Pour l’association HOP, ces problèmes, constatés de manière répétée, ne sont pas de simples bugs mais des pratiques volontaires visant à désavantager la réparation indépendante ou le reconditionnement, au profit de la vente de smartphones neufs ou de la réparation captive via les centres de réparation de la marque. La plainte déposée contre le géant du numérique porte ainsi sur les nouveaux délits mis en place par la loi Anti-Gaspillage pour une Economie Circulaire (2020), en dénonçant les entraves à la réparation et au reconditionnement hors circuits agréés et les entraves à l’accès aux pièces détachées et aux informations, y compris logiciel, permettant la réparation d’un iPhone (art. L. 441-3 et L. 441-4 du Code de la consommation).

Lire aussi : Olover, la seconde main des produits high-tech et gaming


La réparabilité des smartphones, un enjeu majeur

« Si Apple souhaite faire obstacle à la réparation indépendante et au développement du reconditionnement, la justice doit faire obstacle à ces pratiques anachroniques, irresponsables et illégales » explique ainsi Samuel Sauvage, co-fondateur de l’association HOP alors que 4 millions d‘iPhones sont vendus chaque année en France.

Sur le plan environnemental, il faut rappeler que 80% de l’empreinte environnementale d’un smartphone provient de sa conception. La réparation et le reconditionnement de ces produits représentent la meilleure alternative pour lutter contre la pollution numérique. Mais les consommateurs se heurtent depuis toujours à des fabricants qui font leur possible pour complexifier la réparation de leurs produits. « Les grands constructeurs, aujourd’hui, ont besoin de vendre beaucoup et rapidement. C’est le modèle qui domine donc c’est très compliqué, pour des grandes marques, de changer leur façon de faire » nous expliquait récemment Agnès Crepet, responsable IT et logiciel chez Fairphone, l’un des rares constructeurs à mettre, justement, la réparabilité de ses produits au coeur de son modèle économique.

Et en matière d’entrave à la réparation, la marque à la pomme a très longtemps été critiquée pour le manque de réparabilité de ses produits.
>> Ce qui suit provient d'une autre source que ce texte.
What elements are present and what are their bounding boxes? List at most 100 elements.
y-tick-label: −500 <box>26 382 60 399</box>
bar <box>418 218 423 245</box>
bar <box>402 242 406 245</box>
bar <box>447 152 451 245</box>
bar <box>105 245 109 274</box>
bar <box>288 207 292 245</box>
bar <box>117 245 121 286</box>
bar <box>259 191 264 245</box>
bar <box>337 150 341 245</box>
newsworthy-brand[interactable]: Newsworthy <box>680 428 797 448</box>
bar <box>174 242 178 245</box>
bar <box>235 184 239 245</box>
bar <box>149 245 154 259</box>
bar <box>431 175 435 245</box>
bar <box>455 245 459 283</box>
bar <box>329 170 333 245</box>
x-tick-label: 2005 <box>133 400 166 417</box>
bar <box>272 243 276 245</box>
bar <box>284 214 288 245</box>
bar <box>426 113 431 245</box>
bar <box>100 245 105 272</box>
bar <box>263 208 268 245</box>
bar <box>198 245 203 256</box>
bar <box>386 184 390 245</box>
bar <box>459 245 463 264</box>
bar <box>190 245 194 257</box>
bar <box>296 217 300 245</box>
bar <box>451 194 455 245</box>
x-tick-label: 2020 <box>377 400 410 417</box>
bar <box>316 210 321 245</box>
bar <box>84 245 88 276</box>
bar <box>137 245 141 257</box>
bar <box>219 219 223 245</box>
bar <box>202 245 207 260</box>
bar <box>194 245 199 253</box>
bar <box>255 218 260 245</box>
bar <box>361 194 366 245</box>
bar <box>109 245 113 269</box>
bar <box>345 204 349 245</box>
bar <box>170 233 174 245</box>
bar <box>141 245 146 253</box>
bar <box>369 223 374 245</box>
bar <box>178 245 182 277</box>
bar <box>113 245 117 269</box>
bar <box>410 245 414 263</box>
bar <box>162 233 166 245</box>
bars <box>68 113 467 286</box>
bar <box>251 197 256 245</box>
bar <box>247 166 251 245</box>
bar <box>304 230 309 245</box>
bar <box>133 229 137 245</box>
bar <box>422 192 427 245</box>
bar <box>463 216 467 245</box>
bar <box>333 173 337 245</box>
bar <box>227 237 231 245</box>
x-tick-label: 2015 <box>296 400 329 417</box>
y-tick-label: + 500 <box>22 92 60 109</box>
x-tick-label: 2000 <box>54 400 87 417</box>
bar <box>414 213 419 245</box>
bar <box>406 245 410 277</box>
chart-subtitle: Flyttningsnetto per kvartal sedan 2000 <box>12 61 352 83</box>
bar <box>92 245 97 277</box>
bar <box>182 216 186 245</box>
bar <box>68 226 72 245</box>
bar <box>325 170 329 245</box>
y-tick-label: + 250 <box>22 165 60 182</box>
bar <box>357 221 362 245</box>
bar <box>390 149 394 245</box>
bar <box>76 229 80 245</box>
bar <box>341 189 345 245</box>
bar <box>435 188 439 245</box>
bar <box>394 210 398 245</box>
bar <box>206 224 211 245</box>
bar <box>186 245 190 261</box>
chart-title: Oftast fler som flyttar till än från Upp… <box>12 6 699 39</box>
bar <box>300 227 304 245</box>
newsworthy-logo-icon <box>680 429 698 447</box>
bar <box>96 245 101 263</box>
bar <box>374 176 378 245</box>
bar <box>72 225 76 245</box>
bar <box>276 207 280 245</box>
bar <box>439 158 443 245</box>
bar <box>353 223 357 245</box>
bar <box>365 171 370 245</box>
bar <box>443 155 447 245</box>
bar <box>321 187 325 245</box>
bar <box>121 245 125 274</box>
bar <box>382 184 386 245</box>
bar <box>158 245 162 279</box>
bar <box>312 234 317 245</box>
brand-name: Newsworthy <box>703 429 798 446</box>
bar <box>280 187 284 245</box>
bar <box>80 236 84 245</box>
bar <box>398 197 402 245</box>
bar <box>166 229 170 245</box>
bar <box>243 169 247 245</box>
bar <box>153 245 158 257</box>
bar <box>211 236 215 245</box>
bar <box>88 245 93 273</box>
Mais hasard du calendrier, Apple annonce justement ce mardi 6 décembre l’extension de son programme Self Service Repair à 8 nouveaux pays, dont la France. Lancé aux États-Unis en avril 2022, ce programme permet aux particuliers de commander des pièces « authentiques » pour l’iPhone 12, l’iPhone 13 et certains Mac.

Une annonce en trompe l’oeil pour la firme américaine ? Plusieurs raisons permettent de le penser, notamment le fait que seuls certains produits soient concernés, mais aussi parce que la réparation à domicile des produits Apple est très compliquée et nécessite du matériel spécifique, sans compter la question du prix des pièces détachées. D’ailleurs, comme le précisent nos confrères de Numerama, « le fait qu’Apple vende un simple tournevis adapté à ses produits au tarif de 92,88 euros prouve bien que ces options coûteront souvent beaucoup plus que la réparation chez un réparateur agréé ».